3.12.16

Criação


Nos primeiros seis dias
a mulher
criou a galinha
e ao sétimo 
sentou-se a descansar
e a tomar conta da criação.

Parada no degrau
olha os bichos na capoeira
e aperta na mão ainda húmida
a lâmina da faca.

Cabe à mulher escolher a galinha
e a sua hora.

Por agora
ela descansa.
Ganha alento para a morte.

Não sabe de onde lhe chega
o momento em que
já se levantou para fazer
o que tem de ser feito.
Ouve o anjo, mas não o vê.

20.11.15

Muito correm as mulheres da limpeza


Muito correm as mulheres da limpeza
para apanhar o autocarro
mas as pernas curtas
mas as solas finas
mas o semáforo vermelho
mas o peso das compras
nas duas mãos

Querem voltar a casa como todos nós
as mulheres da limpeza
mas o casaco apertado
mas as coxas afastadas
mas o cheiro a lexívia
mas a pele luzidia
das suas mãos

28.10.15

Senhoras e senhores


Senhoras e senhores
meninas e meninos
apresento-vos

A mulher

Capaz de fazer
desaparecer coisas
dentro do seu próprio corpo

(várias
e de várias maneiras)


A mulher

E agora, quem do amável
público se oferece
para
quem do amável público
quem do amável público

27.5.15

gestos de vestir

sempre que compro uma peça de roupa
nova, lembro-me do pó e do sangue seco
nas roupas e nos sapatos que os mortos
abandonam nas ruas

nas imagens de guerra, fixo-me
nos colarinhos, não sei porquê. penso
"esta pessoa estava viva quando vestiu
esta camisola". penso "como eu, agora"

26.6.13

Os ciclistas



Anda comigo, irmã,
pôr-te à janela
a ver os homens passar.

Lado a lado,
debrucemo-nos
sobre a rua
amparando o decote
como um braçado de rosas.

Hoje é Domingo
dia de ver passar
os ciclistas
com os seus rabos apertados
e que eles,
inclinados sobre a curva,
sejam para nós
como um bando de corças
na súbita clareira da floresta.

Então nós, as meninas,
bateremos palmas
estremecendo o peito.

A mais tímida
há-de cravar as mãos
na sua própria carne,
enquanto a outra
irá pender pela cintura
estender os braços
e apalpá-los.

Colo


Sou mulher
ou seja
tenho sempre
qualquer coisa
ao colo
qualquer coisa
prestes a cair
se por um instante
distrair as mãos

e quando não tenho nada
então
as próprias mãos
melhor pousá-las
sobre os joelhos:
assim
bem à vista

e se nem as mãos
então
o difícil equilíbrio do mundo
sobre a curva do joelho
qualquer desatenção
(um suspiro)
pode ser fatal

6.3.13

Maria Alice



Para que queres tu tantos cabelos, Maria Alice?
Tantos cabelos e tantas pernas, Maria Alice,
diz-me, para que queres tu tantas pernas?
E braços - meu Deus, o que há em ti de braços!
Maria Alice, diz-me, quanto tens de costelas?
E quanto de pescoço, Maria Alice?
Quanto de subir e descer entre o ombro
e o lóbulo da orelha?

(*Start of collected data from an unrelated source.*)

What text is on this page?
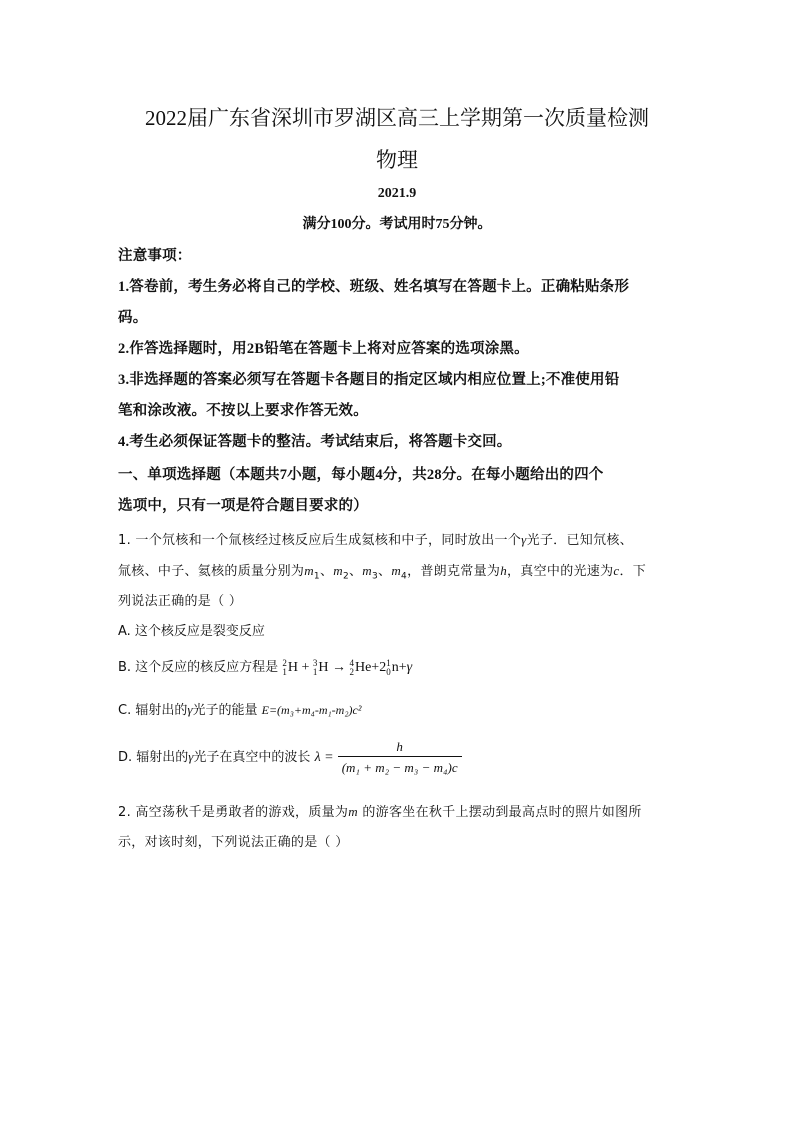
2022届广东省深圳市罗湖区高三上学期第一次质量检测
物理
2021.9
满分100分。考试用时75分钟。
注意事项：
1.答卷前，考生务必将自己的学校、班级、姓名填写在答题卡上。正确粘贴条形
码。
2.作答选择题时，用2B铅笔在答题卡上将对应答案的选项涂黑。
3.非选择题的答案必须写在答题卡各题目的指定区域内相应位置上;不准使用铅
笔和涂改液。不按以上要求作答无效。
4.考生必须保证答题卡的整洁。考试结束后，将答题卡交回。
一、单项选择题（本题共7小题，每小题4分，共28分。在每小题给出的四个
选项中，只有一项是符合题目要求的）
1. 一个氘核和一个氚核经过核反应后生成氦核和中子，同时放出一个γ光子．已知氘核、
氚核、中子、氦核的质量分别为$m_1$、$m_2$、$m_3$、$m_4$，普朗克常量为h，真空中的光速为c．下
列说法正确的是（ ）
A. 这个核反应是裂变反应
B. 这个反应的核反应方程是 2
1H + 3
1H → 4
2He+21
0n+γ
C. 辐射出的γ光子的能量 E=(m₃+m₄-m₁-m₂)c²
D. 辐射出的γ光子在真空中的波长 $\lambda = \frac{h}{\text{(m₁ + m₂ − m₃ − m₄)c}}$
2. 高空荡秋千是勇敢者的游戏，质量为m 的游客坐在秋千上摆动到最高点时的照片如图所
示，对该时刻，下列说法正确的是（ ）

E dedos, Maria Alice,
para que são tantos dedos? E nos dedos
tantos ossos, tantas unhas, tantas direcções?
Devo falar do teu colo, Maria Alice? Dos teus seios?
Dos teus muito, muitos seios, semeados de sinais?
Ou desses caminhos de montanha que são
as tuas coxas, as tuas íngremes nádegas
- quantas nádegas, Maria Alice!
E - que vejo eu, Maria Alice? Para quê tantos umbigos?
Teu ventre, Maria Alice, cravado de botõezinhos...
Ah!



19.2.13

às pessoas que




Às pessoas que dizem que o sofrimento é uma força criativa:
O sofrimento é uma grandessíssima merda. É isso que é o sofrimento.
Quando estou triste não quero escrever versos, não quero sequer que antes aconteçam, não quero que cheguem vindos da rua ou da sujidade das minhas unhas ou do raio que os parta.
Construir e desconstruir a alegria. Só. Desfazê-la ou pintá-la com aquela cor parda que é o resultado da mistura de todas as aguarelas. Mas que seja alegria.
Porque o sofrimento é uma merda.
E um verso ressabiado é uma coisa muito feia e despudorada.